We soak in the story of Resurrection as we journey with Jesus to the cross in Lent and then through the empty tomb in Easter. As Paul writes, “The Spirit of God, who raised Jesus from the dead, lives in you. And just as God raised Christ Jesus from the dead, he will give life to your mortal bodies by this same Spirit living within you.” (Romans 8:11, NLT).

These two pillars of Christian faith—that God became a person, and that in the life and death of Jesus, God undoes all the evil in the world—lead us to what’s next. Incarnation and Resurrection are not the end of the story.

Ordinary Time invites our participation.

The plot of the biblical story is not about people going to heaven but about heaven coming to earth. So, our Christian lives on earth are spent not in waiting until we go to heaven, but participating with God as God brings heaven to earth. Each time we pray the Lord’s Prayer, “Your kingdom come, your will be done on earth as it is in heaven,” we participate in this subversive work.

In the book The Drama of Doctrine, theologian Kevin Vanhoozer uses the metaphor of the theater to talk about the work of theology and the life of faith. At one point, he discusses improvisation in acting. An actor receives an offer from another, and spontaneously builds on it. The mantra in improv is “Yes, and now…” Vanhoozer writes, “What we do with our freedom at any given moment is not an arbitrary ad-libbing but rather the result of who we are. Our spontaneity reveals our spirituality.”

And this is Ordinary Time. We receive the offer from the God of Incarnation and Resurrection, and we take the next step. “Yes, and now…” Our lives as Christians are lived by faith and freedom in continuity with what God has already done and will continue to do in reconciling all things to himself.

The council at Jerusalem, found in Acts 15, is a perfect example of this kind of improvisation. How do Gentiles becomes Christians? I’m baffled why Jesus didn’t just give explicit instructions about how to deal with this crisis before he left. But he didn’t. The apostles and elders discern together, make it up in the moment, how to move forward in this new cultural moment for the Gospel. They received what Jesus had offered and came to a conclusion together, something brand new.Again,Vanhoozer writes, “Theology is thus a matter not only of thinking God’s thoughts after him but of improvising God’s improvisations after him.”

Ordinary Time invites us to make stuff.

Why did God think human beings were such a good idea? Why does God keep filling the earth with more and more of them? That we are made in the image of a creating God, as Genesis 1 describes, implies that our own creativity reflects God. We are made to make. When we are making stuff, we’re being like God. We’re doing the stuff God does.

The story of God in the Bible begins in a garden and ends in a city. The city represents the end result of the creativity, ingenuity, and hard work of human beings bearing the stamp of God’s image.

This is the culmination of God’s invitation to human beings: “Be fruitful and multiply.

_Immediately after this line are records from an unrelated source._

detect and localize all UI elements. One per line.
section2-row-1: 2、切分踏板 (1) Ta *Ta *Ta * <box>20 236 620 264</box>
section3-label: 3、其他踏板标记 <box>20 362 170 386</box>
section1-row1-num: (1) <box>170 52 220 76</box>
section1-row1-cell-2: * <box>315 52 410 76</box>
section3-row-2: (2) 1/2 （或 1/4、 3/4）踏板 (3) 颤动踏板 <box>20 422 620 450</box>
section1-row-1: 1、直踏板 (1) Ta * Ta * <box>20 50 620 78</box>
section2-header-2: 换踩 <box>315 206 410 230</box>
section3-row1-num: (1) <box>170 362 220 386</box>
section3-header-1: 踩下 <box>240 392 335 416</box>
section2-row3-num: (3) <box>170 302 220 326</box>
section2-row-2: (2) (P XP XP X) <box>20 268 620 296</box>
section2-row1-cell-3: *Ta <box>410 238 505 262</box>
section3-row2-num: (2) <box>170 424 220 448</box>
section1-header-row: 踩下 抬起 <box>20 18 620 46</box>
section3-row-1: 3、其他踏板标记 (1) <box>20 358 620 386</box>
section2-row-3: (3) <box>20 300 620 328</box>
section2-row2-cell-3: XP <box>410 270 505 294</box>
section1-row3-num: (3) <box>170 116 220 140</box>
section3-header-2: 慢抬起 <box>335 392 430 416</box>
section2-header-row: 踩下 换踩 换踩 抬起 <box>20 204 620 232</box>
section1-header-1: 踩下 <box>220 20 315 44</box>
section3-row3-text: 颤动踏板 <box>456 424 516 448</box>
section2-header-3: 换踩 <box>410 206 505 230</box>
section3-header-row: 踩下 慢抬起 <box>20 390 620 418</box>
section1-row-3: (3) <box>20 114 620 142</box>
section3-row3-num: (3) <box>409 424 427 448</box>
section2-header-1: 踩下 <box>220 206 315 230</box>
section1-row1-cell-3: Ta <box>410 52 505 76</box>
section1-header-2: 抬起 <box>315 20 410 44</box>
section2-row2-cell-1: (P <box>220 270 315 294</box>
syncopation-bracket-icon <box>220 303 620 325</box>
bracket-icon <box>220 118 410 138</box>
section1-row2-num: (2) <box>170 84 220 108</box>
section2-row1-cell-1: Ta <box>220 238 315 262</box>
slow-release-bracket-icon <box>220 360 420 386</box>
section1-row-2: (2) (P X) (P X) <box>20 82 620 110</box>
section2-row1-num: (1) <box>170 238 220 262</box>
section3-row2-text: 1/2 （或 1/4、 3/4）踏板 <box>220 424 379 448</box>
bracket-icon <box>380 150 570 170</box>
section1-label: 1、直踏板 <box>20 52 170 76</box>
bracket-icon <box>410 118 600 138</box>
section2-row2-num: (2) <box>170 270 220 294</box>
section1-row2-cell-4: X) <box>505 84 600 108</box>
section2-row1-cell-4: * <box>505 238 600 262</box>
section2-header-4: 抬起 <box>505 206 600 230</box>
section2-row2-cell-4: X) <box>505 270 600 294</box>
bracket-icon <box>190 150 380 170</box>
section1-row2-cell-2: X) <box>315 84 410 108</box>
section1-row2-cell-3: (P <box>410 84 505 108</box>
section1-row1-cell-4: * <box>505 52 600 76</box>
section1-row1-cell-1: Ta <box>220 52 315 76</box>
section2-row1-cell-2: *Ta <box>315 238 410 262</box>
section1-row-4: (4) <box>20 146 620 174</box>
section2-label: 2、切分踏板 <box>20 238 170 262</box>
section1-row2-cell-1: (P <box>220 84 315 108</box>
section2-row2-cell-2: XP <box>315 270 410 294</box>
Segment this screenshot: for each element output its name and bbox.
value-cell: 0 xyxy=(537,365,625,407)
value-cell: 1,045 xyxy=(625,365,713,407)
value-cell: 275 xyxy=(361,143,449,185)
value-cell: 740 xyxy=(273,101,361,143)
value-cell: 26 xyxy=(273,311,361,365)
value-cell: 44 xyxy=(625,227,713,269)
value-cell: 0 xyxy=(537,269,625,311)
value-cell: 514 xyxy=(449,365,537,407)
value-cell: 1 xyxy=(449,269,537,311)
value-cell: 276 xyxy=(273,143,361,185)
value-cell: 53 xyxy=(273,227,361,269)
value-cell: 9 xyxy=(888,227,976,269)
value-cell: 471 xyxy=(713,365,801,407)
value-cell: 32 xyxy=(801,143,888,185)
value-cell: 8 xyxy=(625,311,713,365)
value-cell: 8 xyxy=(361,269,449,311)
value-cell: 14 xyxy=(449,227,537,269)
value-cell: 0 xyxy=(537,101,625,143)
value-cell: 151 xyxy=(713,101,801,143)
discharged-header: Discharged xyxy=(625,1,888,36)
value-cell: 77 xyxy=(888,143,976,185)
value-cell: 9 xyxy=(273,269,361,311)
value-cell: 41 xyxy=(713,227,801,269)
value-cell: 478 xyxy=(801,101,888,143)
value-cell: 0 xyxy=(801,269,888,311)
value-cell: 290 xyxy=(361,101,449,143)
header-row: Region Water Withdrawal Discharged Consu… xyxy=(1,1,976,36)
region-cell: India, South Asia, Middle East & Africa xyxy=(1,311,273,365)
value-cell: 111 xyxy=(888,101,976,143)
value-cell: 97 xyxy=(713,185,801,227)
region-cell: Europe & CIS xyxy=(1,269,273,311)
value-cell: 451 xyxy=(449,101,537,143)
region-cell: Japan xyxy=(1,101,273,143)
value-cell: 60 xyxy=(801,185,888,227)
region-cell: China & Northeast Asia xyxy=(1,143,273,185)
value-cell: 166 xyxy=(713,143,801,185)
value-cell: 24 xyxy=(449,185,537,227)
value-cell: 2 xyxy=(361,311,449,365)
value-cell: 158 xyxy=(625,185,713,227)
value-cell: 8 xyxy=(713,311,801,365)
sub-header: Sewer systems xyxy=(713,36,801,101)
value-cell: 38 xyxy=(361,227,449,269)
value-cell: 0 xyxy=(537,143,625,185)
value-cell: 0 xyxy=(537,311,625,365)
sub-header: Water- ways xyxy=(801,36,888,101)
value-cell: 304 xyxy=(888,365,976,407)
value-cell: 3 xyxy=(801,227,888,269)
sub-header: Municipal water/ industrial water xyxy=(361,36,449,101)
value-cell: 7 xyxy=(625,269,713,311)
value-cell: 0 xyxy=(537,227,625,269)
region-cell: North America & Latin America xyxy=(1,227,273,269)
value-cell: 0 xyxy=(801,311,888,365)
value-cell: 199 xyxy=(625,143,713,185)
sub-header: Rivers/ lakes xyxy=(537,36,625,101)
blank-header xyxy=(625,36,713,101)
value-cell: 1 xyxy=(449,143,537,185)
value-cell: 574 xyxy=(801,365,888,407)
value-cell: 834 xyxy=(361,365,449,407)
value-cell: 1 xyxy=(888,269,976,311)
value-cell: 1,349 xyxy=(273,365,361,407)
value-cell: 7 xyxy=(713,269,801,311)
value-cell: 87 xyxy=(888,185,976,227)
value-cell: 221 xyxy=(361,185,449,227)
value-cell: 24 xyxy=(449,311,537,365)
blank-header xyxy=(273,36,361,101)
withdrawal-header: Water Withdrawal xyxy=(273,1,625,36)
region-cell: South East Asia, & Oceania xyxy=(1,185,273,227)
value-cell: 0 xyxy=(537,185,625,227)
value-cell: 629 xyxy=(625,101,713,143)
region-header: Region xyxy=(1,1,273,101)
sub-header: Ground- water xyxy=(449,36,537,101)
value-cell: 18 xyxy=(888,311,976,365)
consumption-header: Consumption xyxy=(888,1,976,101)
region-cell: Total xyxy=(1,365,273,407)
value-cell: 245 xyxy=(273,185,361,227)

Fill the earth and govern it. Reign over the fish in the sea, the birds in the sky, and all the animals that scurry along the ground” (Genesis 1:28). We receive from God and do something with it. We leave the places and things and people we encounter better than we found them. God’s desire for the world isn’t scripted. We each get to play our part.

It’s Ordinary Time.

Throw parties. Tell stories. Listen to stories. Go to weddings. Write poems. Learn musical instruments. Watch live music. Make children laugh. Grow food. Plant gardens. Take naps. Meet your neighbors. Be reckless with forgiveness. Be generous with grace. Play. Love deeply.

Create something no one has ever seen before. Make something beautiful. Do cool stuff. Go on adventures. Solve a problem in your neighborhood. Surprise someone. Relentlessly pray for others. Invite strangers to your table. Advocate for the marginalized. Serve the poor. Proclaim the year of Jubilee. In the words of poet Wendell Berry, practice resurrection.

It’s Ordinary Time—time to get busy livin’.